26 Ağustos 2013 Pazartesi

pazartesi - yaşam koçu adayım

Yaşa hürmet olayını çok anlayamıyorum pazartesi antiageingcileri. Geçen seferki gibi sokağın başında gördüğüm bir ihtiyar tam dört gün boyunca yürüyerek kapıma ulaştı. Ben yine papa geldi sanmıştım ama yaklaştıkça gelenin çok daha yaşlı ve çok daha pölüm pörsük bir insan olduğunu gördüm. Adamın kapıyı her çalışı arasında bile yarımşar saat vardı.

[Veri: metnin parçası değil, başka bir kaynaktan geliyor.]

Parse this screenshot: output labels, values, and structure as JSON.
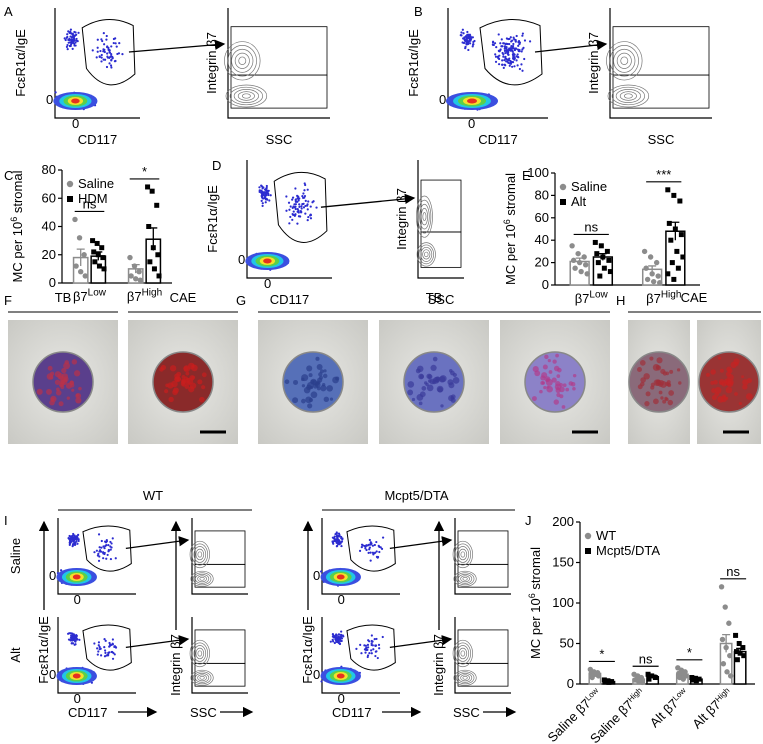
{
  "panel_labels": [
    "A",
    "B",
    "C",
    "D",
    "E",
    "F",
    "G",
    "H",
    "I",
    "J"
  ],
  "flow": {
    "y_label": "FcεR1α/IgE",
    "x_label": "CD117",
    "y2_label": "Integrin β7",
    "x2_label": "SSC",
    "zero": "0"
  },
  "histology": {
    "F": [
      "TB",
      "CAE"
    ],
    "G": "TB",
    "H": "CAE"
  },
  "panel_i": {
    "groups": [
      "WT",
      "Mcpt5/DTA"
    ],
    "rows": [
      "Saline",
      "Alt"
    ]
  },
  "chart_data": [
    {
      "type": "bar",
      "ylabel": [
        "MC per 10",
        "6",
        " stromal"
      ],
      "categories": [
        [
          "β7",
          "Low"
        ],
        [
          "β7",
          "High"
        ]
      ],
      "ylim": [
        0,
        80
      ],
      "yticks": [
        0,
        20,
        40,
        60,
        80
      ],
      "legend": "upper-left",
      "annotations": [
        "ns",
        "*"
      ],
      "series": [
        {
          "name": "Saline",
          "color": "#8c8c8c",
          "marker": "circle",
          "values": [
            18,
            10
          ],
          "errors": [
            6,
            3
          ],
          "points": [
            [
              45,
              32,
              20,
              12,
              8,
              5
            ],
            [
              18,
              12,
              8,
              5,
              3,
              2
            ]
          ]
        },
        {
          "name": "HDM",
          "color": "#000000",
          "marker": "square",
          "values": [
            19,
            31
          ],
          "errors": [
            3,
            8
          ],
          "points": [
            [
              30,
              28,
              25,
              22,
              20,
              18,
              15,
              12,
              10
            ],
            [
              68,
              65,
              55,
              40,
              25,
              20,
              15,
              10,
              5
            ]
          ]
        }
      ]
    },
    {
      "type": "bar",
      "ylabel": [
        "MC per 10",
        "6",
        " stromal"
      ],
      "categories": [
        [
          "β7",
          "Low"
        ],
        [
          "β7",
          "High"
        ]
      ],
      "ylim": [
        0,
        100
      ],
      "yticks": [
        0,
        20,
        40,
        60,
        80,
        100
      ],
      "legend": "upper-left",
      "annotations": [
        "ns",
        "***"
      ],
      "series": [
        {
          "name": "Saline",
          "color": "#8c8c8c",
          "marker": "circle",
          "values": [
            21,
            14
          ],
          "errors": [
            3,
            3
          ],
          "points": [
            [
              35,
              28,
              25,
              22,
              20,
              18,
              15,
              12,
              10
            ],
            [
              30,
              25,
              20,
              15,
              10,
              8,
              5,
              3,
              2
            ]
          ]
        },
        {
          "name": "Alt",
          "color": "#000000",
          "marker": "square",
          "values": [
            25,
            48
          ],
          "errors": [
            3,
            8
          ],
          "points": [
            [
              38,
              35,
              30,
              28,
              25,
              22,
              20,
              15,
              12,
              8
            ],
            [
              85,
              80,
              75,
              55,
              50,
              45,
              40,
              30,
              25,
              20,
              15,
              10,
              5
            ]
          ]
        }
      ]
    },
    {
      "type": "bar",
      "ylabel": [
        "MC per 10",
        "6",
        " stromal"
      ],
      "categories": [
        [
          "Saline β7",
          "Low"
        ],
        [
          "Saline β7",
          "High"
        ],
        [
          "Alt β7",
          "Low"
        ],
        [
          "Alt β7",
          "High"
        ]
      ],
      "ylim": [
        0,
        200
      ],
      "yticks": [
        0,
        50,
        100,
        150,
        200
      ],
      "legend": "upper-left",
      "annotations": [
        "*",
        "ns",
        "*",
        "ns"
      ],
      "series": [
        {
          "name": "WT",
          "color": "#8c8c8c",
          "marker": "circle",
          "values": [
            13,
            6,
            12,
            50
          ],
          "errors": [
            2,
            2,
            2,
            11
          ],
          "points": [
            [
              18,
              15,
              14,
              13,
              12,
              10,
              8
            ],
            [
              12,
              10,
              8,
              5,
              3,
              2
            ],
            [
              20,
              17,
              15,
              13,
              12,
              10,
              8,
              6
            ],
            [
              120,
              95,
              75,
              55,
              45,
              35,
              25,
              15,
              10
            ]
          ]
        },
        {
          "name": "Mcpt5/DTA",
          "color": "#000000",
          "marker": "square",
          "values": [
            3,
            9,
            6,
            40
          ],
          "errors": [
            1,
            2,
            1,
            4
          ],
          "points": [
            [
              5,
              4,
              3,
              3,
              2
            ],
            [
              12,
              10,
              8,
              6
            ],
            [
              8,
              7,
              6,
              5,
              4
            ],
            [
              60,
              50,
              45,
              40,
              38,
              35,
              30
            ]
          ]
        }
      ]
    }
  ]
}
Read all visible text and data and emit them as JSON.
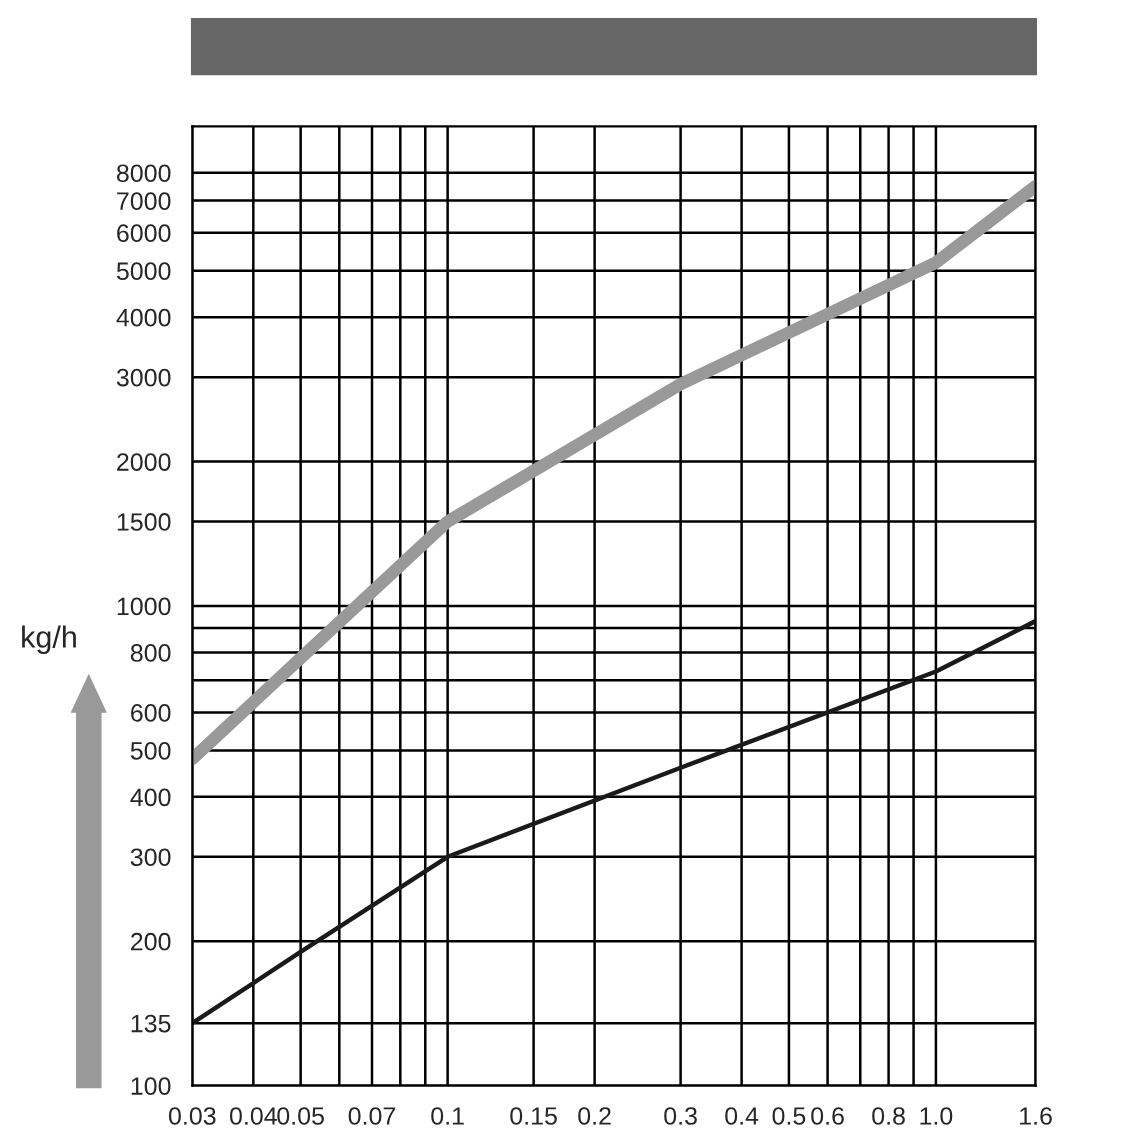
{
  "chart_data": {
    "type": "line",
    "ylabel": "kg/h",
    "log": "xy",
    "grid": true,
    "marker": "none",
    "line_style": "solid",
    "series": [
      {
        "color": "#999999",
        "x": [
          0.03,
          0.1,
          0.3,
          1.0,
          1.6
        ],
        "values": [
          480,
          1500,
          2900,
          5200,
          7500
        ]
      },
      {
        "color": "#1a1a1a",
        "x": [
          0.03,
          0.05,
          0.1,
          0.3,
          1.0,
          1.6
        ],
        "values": [
          135,
          190,
          300,
          460,
          730,
          930
        ]
      }
    ],
    "xlim": [
      0.03,
      1.6
    ],
    "ylim": [
      100,
      10000
    ],
    "xticks": [
      0.03,
      0.04,
      0.05,
      {
        "value": 0.06,
        "label": null
      },
      0.07,
      {
        "value": 0.08,
        "label": null
      },
      {
        "value": 0.09,
        "label": null
      },
      0.1,
      0.15,
      0.2,
      0.3,
      0.4,
      0.5,
      0.6,
      {
        "value": 0.7,
        "label": null
      },
      0.8,
      {
        "value": 0.9,
        "label": null
      },
      {
        "value": 1.0,
        "label": "1.0"
      },
      1.6
    ],
    "yticks": [
      100,
      135,
      200,
      300,
      400,
      500,
      600,
      {
        "value": 700,
        "label": null
      },
      800,
      {
        "value": 900,
        "label": null
      },
      1000,
      1500,
      2000,
      3000,
      4000,
      5000,
      6000,
      7000,
      8000
    ]
  }
}
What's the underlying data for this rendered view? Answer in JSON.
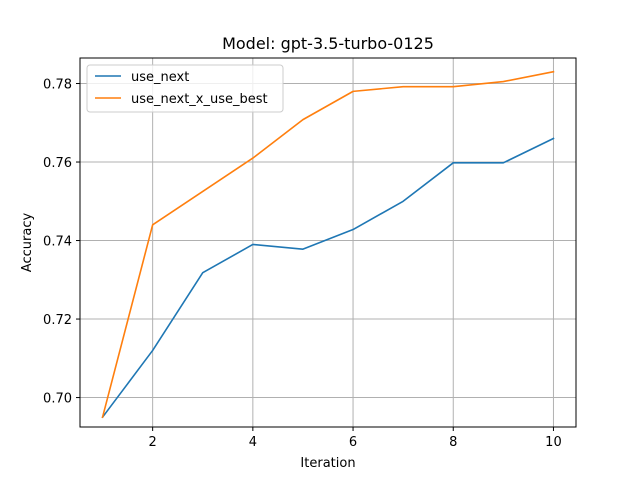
{
  "chart_data": {
    "type": "line",
    "title": "Model: gpt-3.5-turbo-0125",
    "xlabel": "Iteration",
    "ylabel": "Accuracy",
    "x": [
      1,
      2,
      3,
      4,
      5,
      6,
      7,
      8,
      9,
      10
    ],
    "xlim": [
      0.55,
      10.45
    ],
    "ylim": [
      0.6925,
      0.7865
    ],
    "xticks": [
      2,
      4,
      6,
      8,
      10
    ],
    "yticks": [
      0.7,
      0.72,
      0.74,
      0.76,
      0.78
    ],
    "ytick_labels": [
      "0.70",
      "0.72",
      "0.74",
      "0.76",
      "0.78"
    ],
    "grid": true,
    "legend_position": "top-left",
    "series": [
      {
        "name": "use_next",
        "color": "#1f77b4",
        "values": [
          0.695,
          0.712,
          0.7318,
          0.739,
          0.7378,
          0.7428,
          0.75,
          0.7598,
          0.7598,
          0.766
        ]
      },
      {
        "name": "use_next_x_use_best",
        "color": "#ff7f0e",
        "values": [
          0.695,
          0.744,
          0.7525,
          0.761,
          0.7708,
          0.778,
          0.7792,
          0.7792,
          0.7805,
          0.783
        ]
      }
    ]
  }
}
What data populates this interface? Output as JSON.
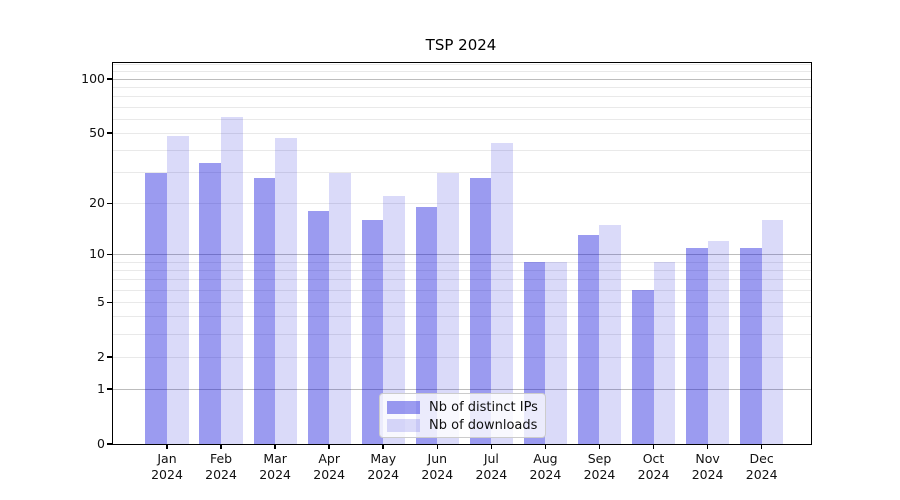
{
  "title": "TSP 2024",
  "chart_data": {
    "type": "bar",
    "title": "TSP 2024",
    "months": [
      "Jan",
      "Feb",
      "Mar",
      "Apr",
      "May",
      "Jun",
      "Jul",
      "Aug",
      "Sep",
      "Oct",
      "Nov",
      "Dec"
    ],
    "year": "2024",
    "series": [
      {
        "name": "Nb of distinct IPs",
        "color": "rgba(5,5,218,0.40)",
        "values": [
          30,
          34,
          28,
          18,
          16,
          19,
          28,
          9,
          13,
          6,
          11,
          11
        ]
      },
      {
        "name": "Nb of downloads",
        "color": "rgba(5,5,218,0.15)",
        "values": [
          48,
          62,
          47,
          30,
          22,
          30,
          44,
          9,
          15,
          9,
          12,
          16
        ]
      }
    ],
    "yscale": "log1p",
    "ylim": [
      0,
      123
    ],
    "yticks": [
      0,
      1,
      2,
      5,
      10,
      20,
      50,
      100
    ],
    "major_gridlines": [
      1,
      10,
      100
    ],
    "minor_gridlines": [
      2,
      3,
      4,
      5,
      6,
      7,
      8,
      9,
      20,
      30,
      40,
      50,
      60,
      70,
      80,
      90,
      110,
      120
    ],
    "xlabel": "",
    "ylabel": "",
    "legend_position": "lower center",
    "grid": true
  },
  "colors": {
    "bar_distinct_ips": "rgba(5,5,218,0.40)",
    "bar_downloads": "rgba(5,5,218,0.15)",
    "grid_major": "#bdbdbd",
    "grid_minor": "#e9e9e9",
    "spine": "#000000",
    "legend_border": "#cccccc",
    "legend_background": "rgba(255,255,255,0.8)"
  }
}
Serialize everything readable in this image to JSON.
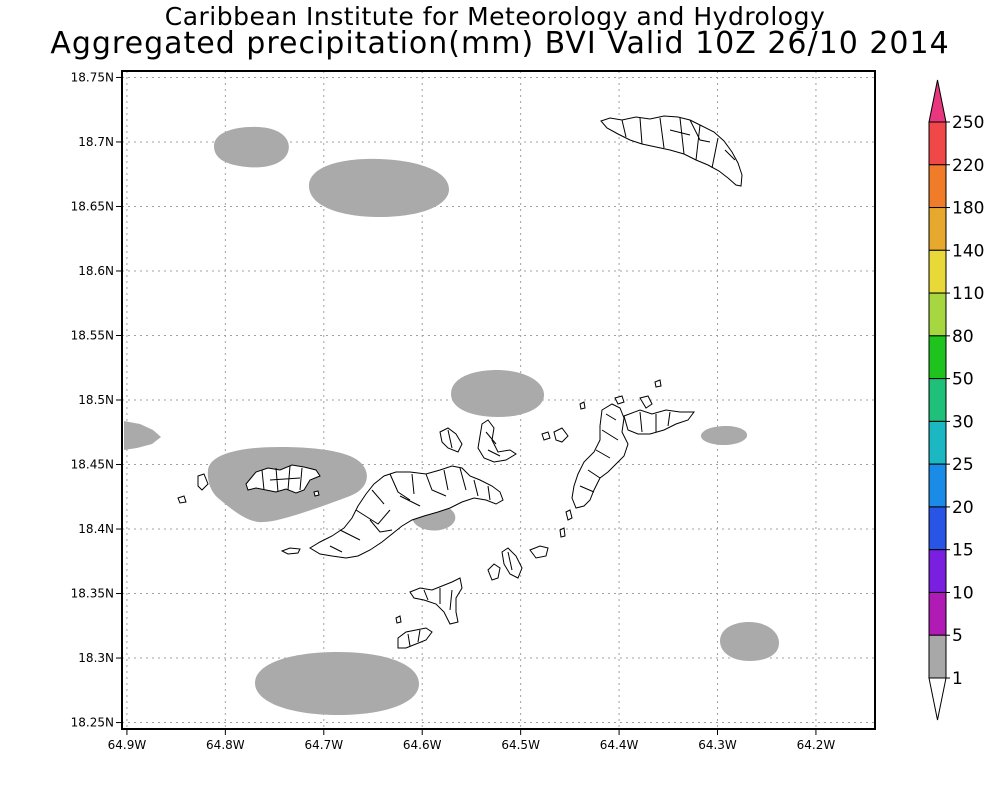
{
  "title_line1": "Caribbean Institute for Meteorology and Hydrology",
  "title_line2": "Aggregated precipitation(mm) BVI Valid 10Z 26/10 2014",
  "map": {
    "lat_ticks": [
      "18.75N",
      "18.7N",
      "18.65N",
      "18.6N",
      "18.55N",
      "18.5N",
      "18.45N",
      "18.4N",
      "18.35N",
      "18.3N",
      "18.25N"
    ],
    "lon_ticks": [
      "64.9W",
      "64.8W",
      "64.7W",
      "64.6W",
      "64.5W",
      "64.4W",
      "64.3W",
      "64.2W"
    ],
    "lat_values": [
      18.75,
      18.7,
      18.65,
      18.6,
      18.55,
      18.5,
      18.45,
      18.4,
      18.35,
      18.3,
      18.25
    ],
    "lon_values": [
      -64.9,
      -64.8,
      -64.7,
      -64.6,
      -64.5,
      -64.4,
      -64.3,
      -64.2
    ],
    "lon_range": [
      -64.905,
      -64.14
    ],
    "lat_range": [
      18.245,
      18.755
    ],
    "gridlines": true,
    "precip_areas": [
      {
        "name": "precip-area-nw-small",
        "lon": -64.777,
        "lat": 18.72,
        "category": "1-5"
      },
      {
        "name": "precip-area-north-center",
        "lon": -64.654,
        "lat": 18.69,
        "category": "1-5"
      },
      {
        "name": "precip-area-west-edge",
        "lon": -64.905,
        "lat": 18.476,
        "category": "1-5"
      },
      {
        "name": "precip-area-st-thomas",
        "lon": -64.73,
        "lat": 18.448,
        "category": "1-5"
      },
      {
        "name": "precip-area-central-north",
        "lon": -64.52,
        "lat": 18.518,
        "category": "1-5"
      },
      {
        "name": "precip-area-tortola-south",
        "lon": -64.597,
        "lat": 18.416,
        "category": "1-5"
      },
      {
        "name": "precip-area-east",
        "lon": -64.296,
        "lat": 18.48,
        "category": "1-5"
      },
      {
        "name": "precip-area-southeast",
        "lon": -64.265,
        "lat": 18.313,
        "category": "1-5"
      },
      {
        "name": "precip-area-south",
        "lon": -64.68,
        "lat": 18.278,
        "category": "1-5"
      }
    ],
    "islands": [
      "anegada",
      "st-thomas",
      "tortola",
      "virgin-gorda",
      "jost-van-dyke",
      "norman-island",
      "peter-island",
      "cooper-island",
      "guana-island",
      "great-camanoe",
      "scrub-island",
      "salt-island"
    ]
  },
  "colorbar": {
    "labels": [
      "250",
      "220",
      "180",
      "140",
      "110",
      "80",
      "50",
      "30",
      "25",
      "20",
      "15",
      "10",
      "5",
      "1"
    ],
    "colors": [
      "#e8377f",
      "#f04848",
      "#f07b28",
      "#e6a82d",
      "#e8d838",
      "#a6d640",
      "#1ec31e",
      "#1fc07a",
      "#1bb8c4",
      "#1a8ce8",
      "#2855e6",
      "#7a1fe0",
      "#b01ab5",
      "#a8a8a8",
      "#ffffff"
    ]
  }
}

*Çok güzel olduğu için hiçbir kız arkadaşı onu düğünlerine çağırmamalı.
*Zihninden kendi kendine satranç oynayabilmeli.
*Şarabını, sirkesini ve peynirini kendi yapmalı
*İşlediği günahlar işleyeceği günahların teminatı olmalı.
*Tecrübeli bir rehine olmalı.
*Son saniyelerin insanı olmalı
*Çok feci yemek yapmalı.


Üçüncü kez kapıyı çalınca açtım. Altı saat sonra salondaki tekli koltuğa oturmuş; Kuvayi Milliye’nin kuruluşunda neler yaptığını, Kazım Karabekir’le yaptığı bezik maçları, ikinci dünya savaşını ve daha bir sürü tarihi anıyı anlatırken ben de şiddete başvurmadan bu bunağı nasıl defedeceğimi düşünüyordum. “Ben çok yaşadığım oğul, istersen yaşam koçun olabilirim” demese delirmezdim de ama o an tepemin tası attı. Ne yaptığımın bir önemi yok. Benden öyle kaçtı ki; sadece bir gün sonra sokağın başından dönüp uzaklaştı.